Clinical Implications
Our study implicated that SUA levels may be part of the glucose metabolism, in every step of the progression from the fasting glycemia, (impaired or not), to impaired glucose tolerance and to overt DM in hypertensives and could be incorporated into the routine assessment of hypertensive patients treated or not, in order to identify patients with high cardiovascular risk and risk for gout, to treat theme entirely for their total cardiovascular risk. The view that uric acid is simply a marker of metabolic disorders and cardiovascular disease, will likely have to be modified. However, it cannot yet be stated that elevated uric acid levels cause, rather than sustain or even deteriorate insulin resistance and glucose tolerance.

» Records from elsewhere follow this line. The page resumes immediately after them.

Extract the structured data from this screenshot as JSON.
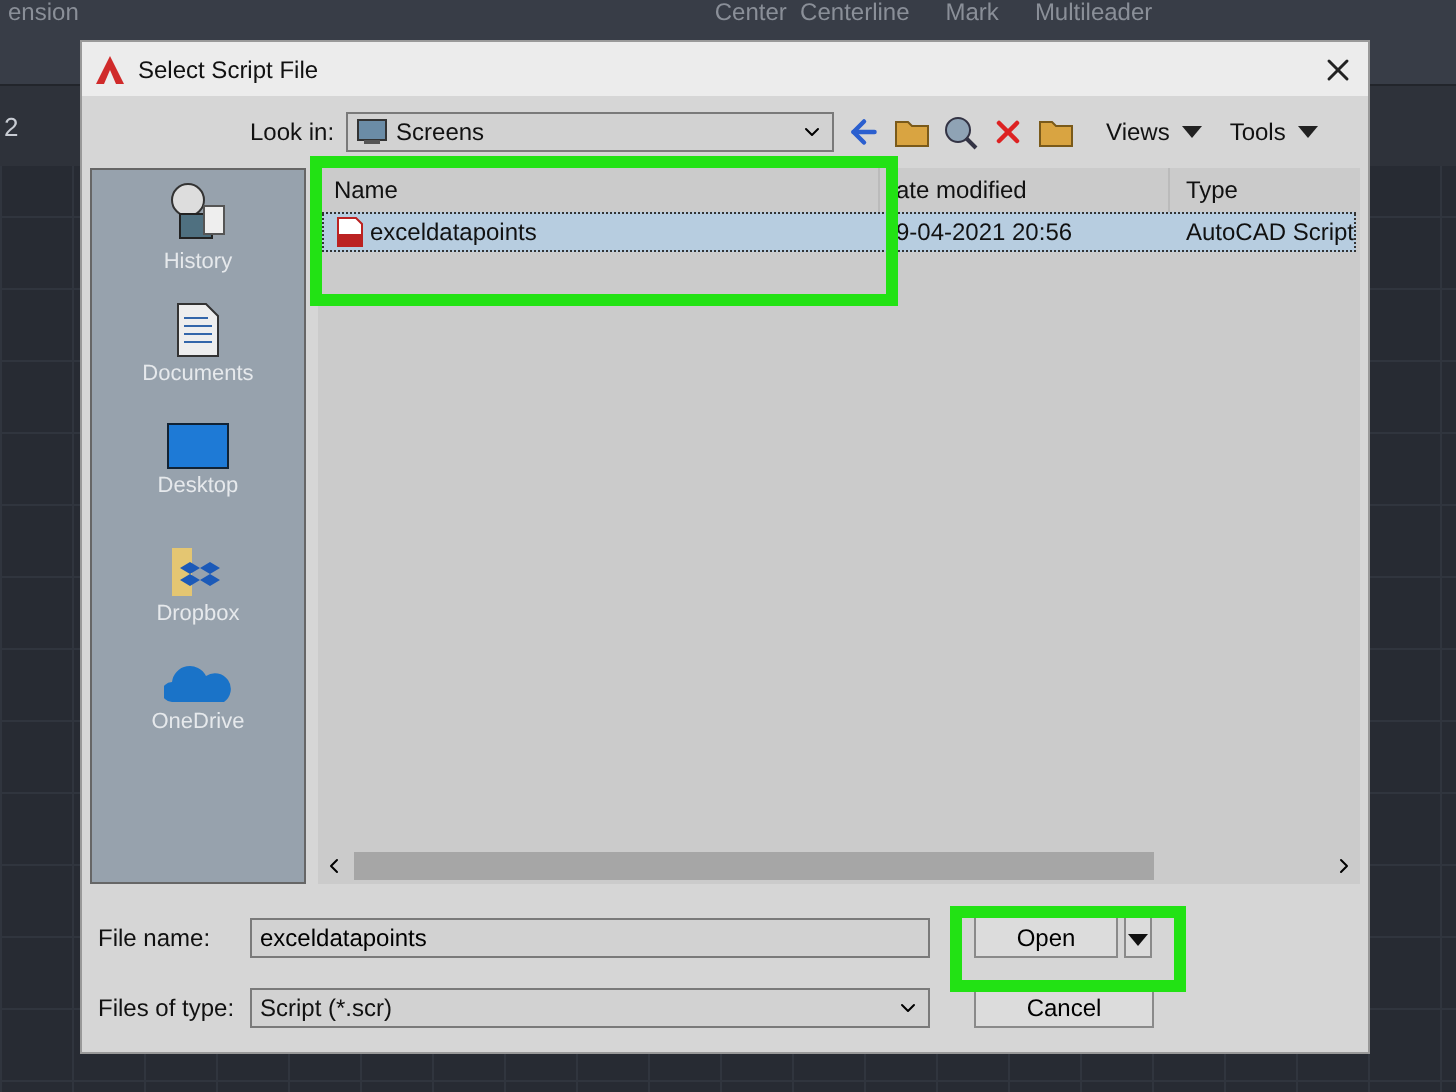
{
  "ribbon": {
    "labels": [
      "ension",
      "Center  Centerline",
      "Mark",
      "Multileader"
    ],
    "side_number": "2"
  },
  "dialog": {
    "title": "Select Script File",
    "look_in": {
      "label": "Look in:",
      "value": "Screens"
    },
    "toolbar": {
      "views": "Views",
      "tools": "Tools"
    },
    "places": [
      {
        "kind": "history",
        "label": "History"
      },
      {
        "kind": "documents",
        "label": "Documents"
      },
      {
        "kind": "desktop",
        "label": "Desktop"
      },
      {
        "kind": "dropbox",
        "label": "Dropbox"
      },
      {
        "kind": "onedrive",
        "label": "OneDrive"
      }
    ],
    "columns": [
      "Name",
      "ate modified",
      "Type"
    ],
    "rows": [
      {
        "name": "exceldatapoints",
        "date": "9-04-2021 20:56",
        "type": "AutoCAD Script",
        "selected": true,
        "highlighted": true
      }
    ],
    "file_name": {
      "label": "File name:",
      "value": "exceldatapoints"
    },
    "file_type": {
      "label": "Files of type:",
      "value": "Script (*.scr)"
    },
    "open": {
      "label": "Open",
      "highlighted": true
    },
    "cancel": {
      "label": "Cancel"
    }
  }
}
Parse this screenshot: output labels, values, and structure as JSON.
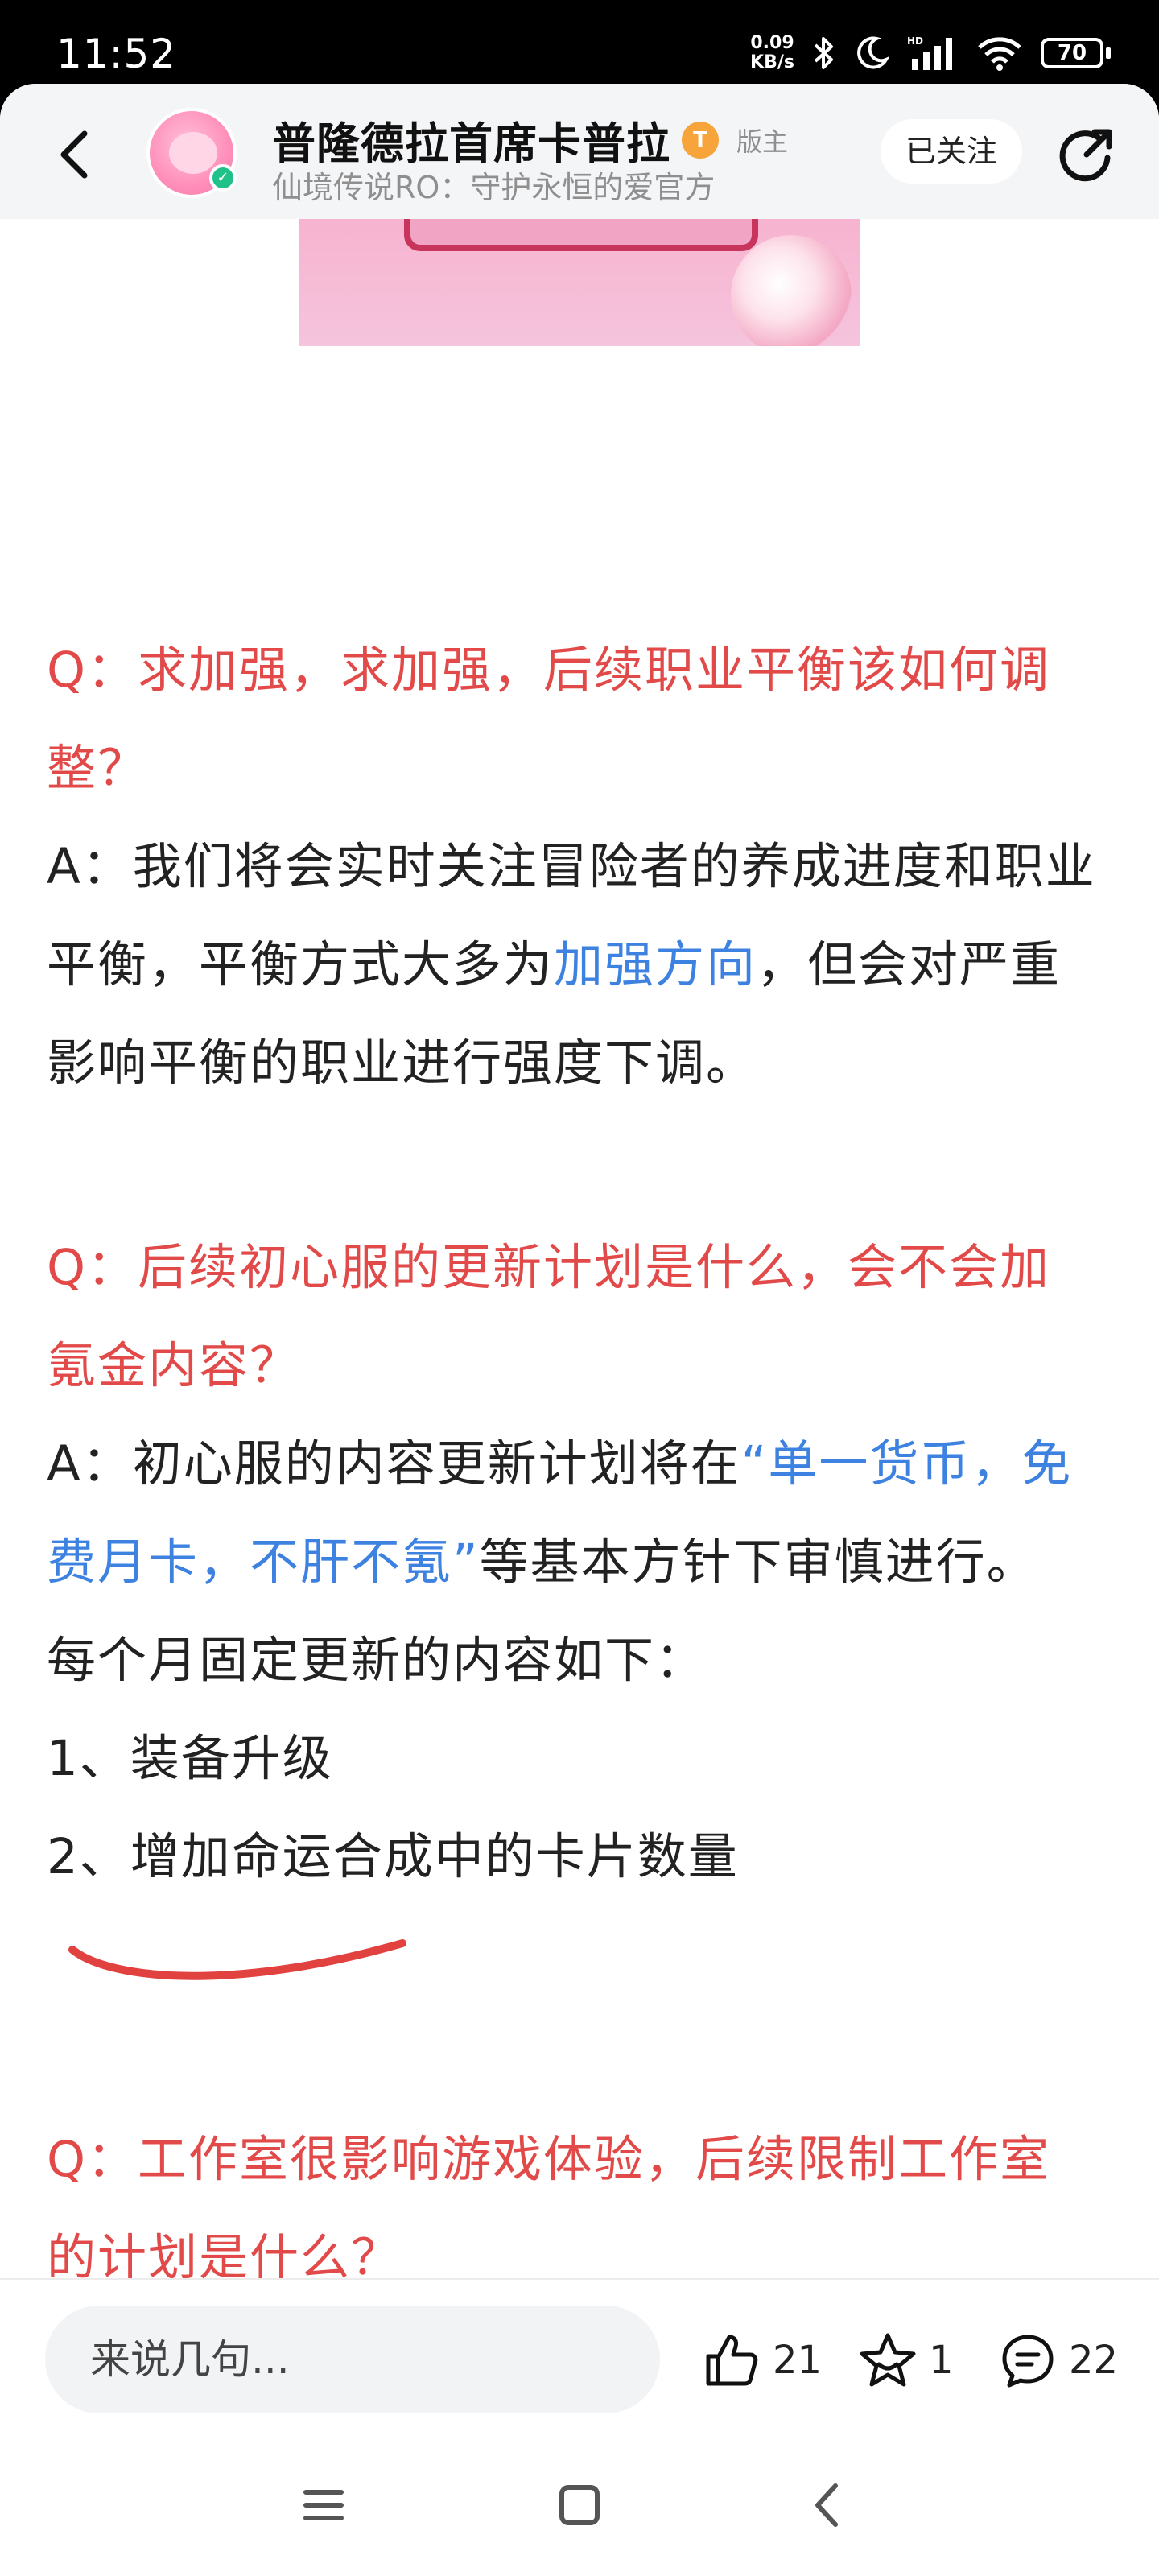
{
  "status_bar": {
    "time": "11:52",
    "net_speed_value": "0.09",
    "net_speed_unit": "KB/s",
    "battery": "70"
  },
  "header": {
    "forum_title": "普隆德拉首席卡普拉",
    "level_badge": "T",
    "role_tag": "版主",
    "subtitle": "仙境传说RO：守护永恒的爱官方",
    "follow_label": "已关注"
  },
  "post": {
    "q1_lines": [
      "Q：求加强，求加强，后续职业平衡该如何调",
      "整？"
    ],
    "a1_line1": "A：我们将会实时关注冒险者的养成进度和职业",
    "a1_line2_prefix": "平衡，平衡方式大多为",
    "a1_line2_highlight": "加强方向",
    "a1_line2_suffix": "，但会对严重",
    "a1_line3": "影响平衡的职业进行强度下调。",
    "q2_lines": [
      "Q：后续初心服的更新计划是什么，会不会加",
      "氪金内容？"
    ],
    "a2_line1_prefix": "A：初心服的内容更新计划将在",
    "a2_line1_highlight": "“单一货币，免",
    "a2_line2_highlight": "费月卡，不肝不氪”",
    "a2_line2_suffix": "等基本方针下审慎进行。",
    "a2_line3": "每个月固定更新的内容如下：",
    "a2_item1": "1、装备升级",
    "a2_item2": "2、增加命运合成中的卡片数量",
    "q3_lines": [
      "Q：工作室很影响游戏体验，后续限制工作室",
      "的计划是什么？"
    ]
  },
  "comment_bar": {
    "placeholder": "来说几句...",
    "like_count": "21",
    "favorite_count": "1",
    "comment_count": "22"
  },
  "colors": {
    "question_red": "#e24a4a",
    "highlight_blue": "#3d82e0",
    "annotation_red": "#e2423f"
  }
}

It seems that there is a vicious circle between insulin sensitivity, uric acid production and endothelial function that interconnects them and finally leads to cardiovascular (coronary artery, hypertension) and metabolic disease (diabetes, metabolic syndrome). Future studies are needed to determine the causality of these findings.
Conclusion
The levels of SUA in hypertensive individuals are both associated with and dependent on different parameters of carbohydrate metabolism and insulin resistance, either suggesting a potential role of uric acid in the pathogenesis of metabolic syndrome and deranged glucose metabolism, or verifying that it constitutes an aspect of the underlying pathologic condition. Its evaluation could serve for the identification of individuals at risk of developing diabetes, whereas the lowering of its serum levels may be a novel treatment target for the prevention of diabetes.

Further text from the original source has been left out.